South Carolinians especially may worry about accumulating college debt. Recently, Columbia Business Monthly reported that South Carolina is the second most expensive state for students attending a public college or university. Further, South Carolina ranks 8th in the nation of states with the highest percentage of student debt. At the same time, Penn GSE reports 28 percent of families in South Carolina earn $30,000 or less. Understandably, college seems unreachable to many in our state, yet an educated workforce is key to our state’s success.
Although South Carolina’s families, like families across the nation, often rely on student loans to pay for some or all college expenses, those loans help make affordable a very valuable commodity. According to U.S. student loan debt statistics for 2017, 66 percent of public college graduates had an average debt of $25,550, while 75 percent of private nonprofit college graduates had a debt of $32,300. This debt translates into an average monthly loan payment of $351.00 for a borrower between the ages of 20 and 30—less than the amount of a new car payment. Cars wear out and have to be replaced. A bachelor’s degree, in sharp contrast, enables a person to earn approximately $1 million dollars more than a high school graduate over the course of a lifetime.
And as if the financial benefits weren’t enough, according to a recent report in the “Chronicle of Higher Education,” a college degree is also a significant factor in social mobility.

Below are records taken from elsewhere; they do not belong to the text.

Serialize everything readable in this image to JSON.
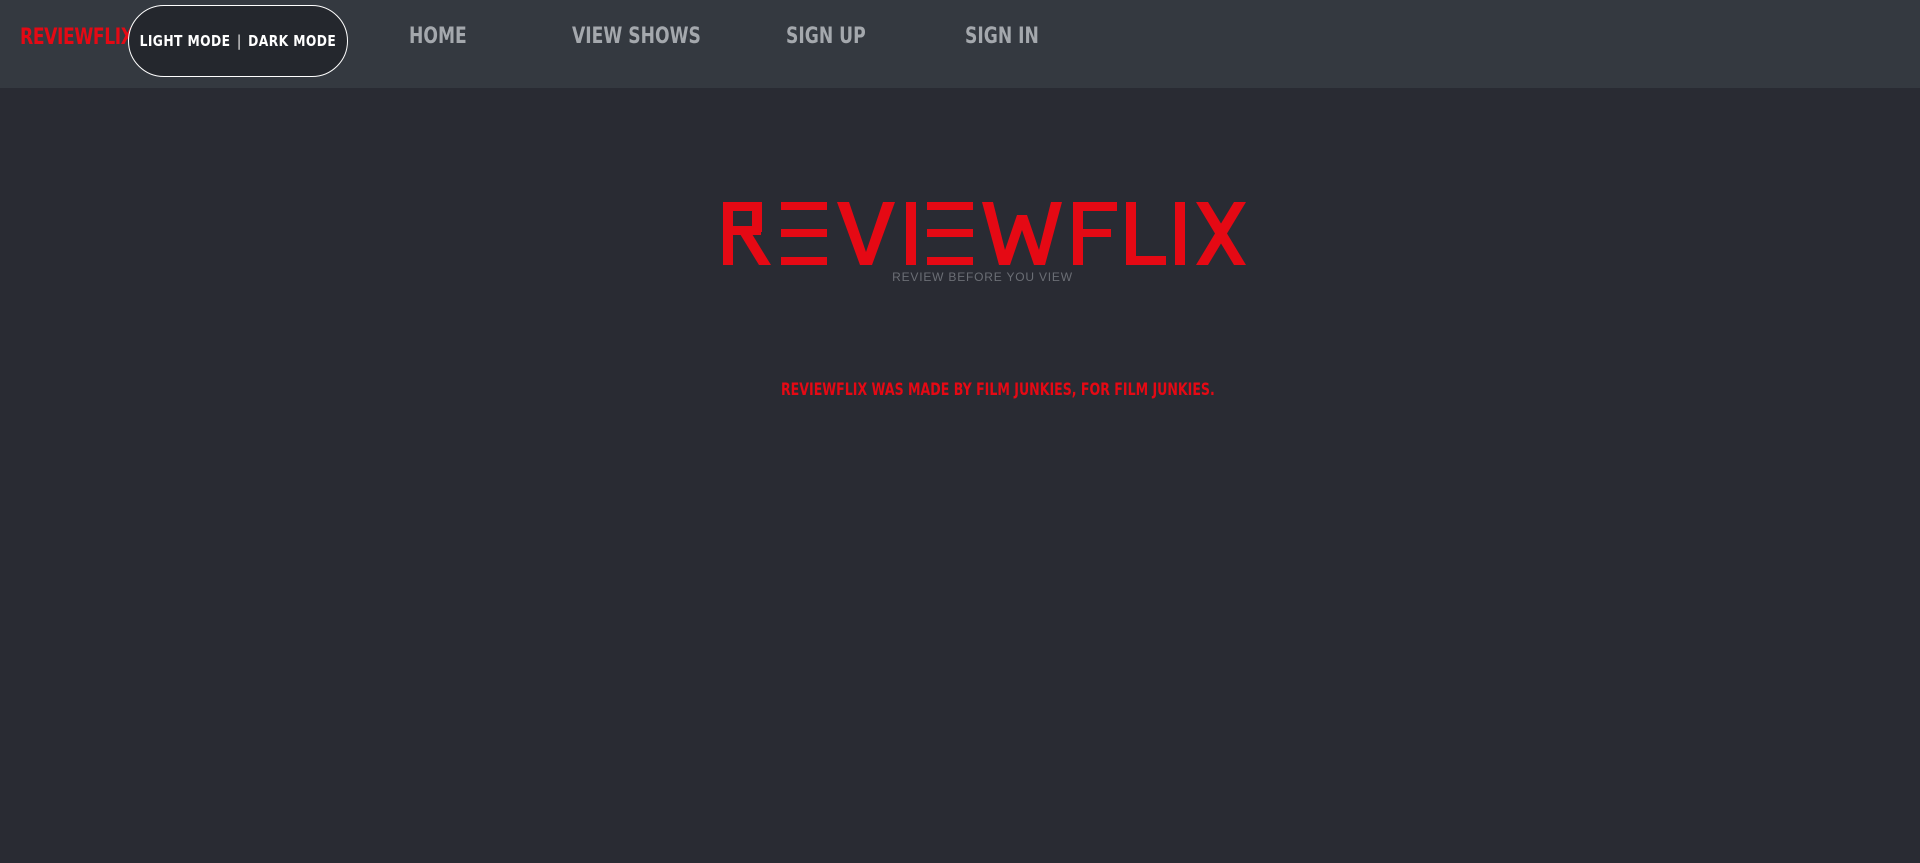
{
  "navbar": {
    "brand": "REVIEWFLIX",
    "mode_toggle": {
      "light_label": "LIGHT MODE",
      "separator": "|",
      "dark_label": "DARK MODE"
    },
    "links": [
      {
        "label": "HOME"
      },
      {
        "label": "VIEW SHOWS"
      },
      {
        "label": "SIGN UP"
      },
      {
        "label": "SIGN IN"
      }
    ]
  },
  "hero": {
    "logo_text": "REVIEWFLIX",
    "tagline": "REVIEW BEFORE YOU VIEW"
  },
  "about": {
    "text": "REVIEWFLIX WAS MADE BY FILM JUNKIES, FOR FILM JUNKIES."
  },
  "colors": {
    "brand_red": "#e50914",
    "page_background": "#292b33",
    "navbar_background": "#343940",
    "nav_link": "#a4a8ad",
    "tagline": "#6b6e75"
  }
}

We know that college graduates live healthier, longer lives and are active, engaged citizens who contribute meaningfully to their communities.
While no one wants to see young graduates saddled with educational debt, it is a myth that their debt typically averages at or more than $100,000. At Columbia College, a private, four-year liberal arts college, the average debt for a graduate is just under $22,000. 96 percent of our graduates are employed within six months of graduation and begin realizing the benefits of their bachelor’s degree.
Each individual and family must weigh a $25,000 to $30,000 average debt against the numerous and significant benefits of earning a college degree, but the notion of a $100,000 debt is simply not accurate for the vast majority of graduates. Instead, a bachelor’s degree is more affordable than many people believe and provides unquestionable benefits for both graduates and the communities in which they live, work, and thrive.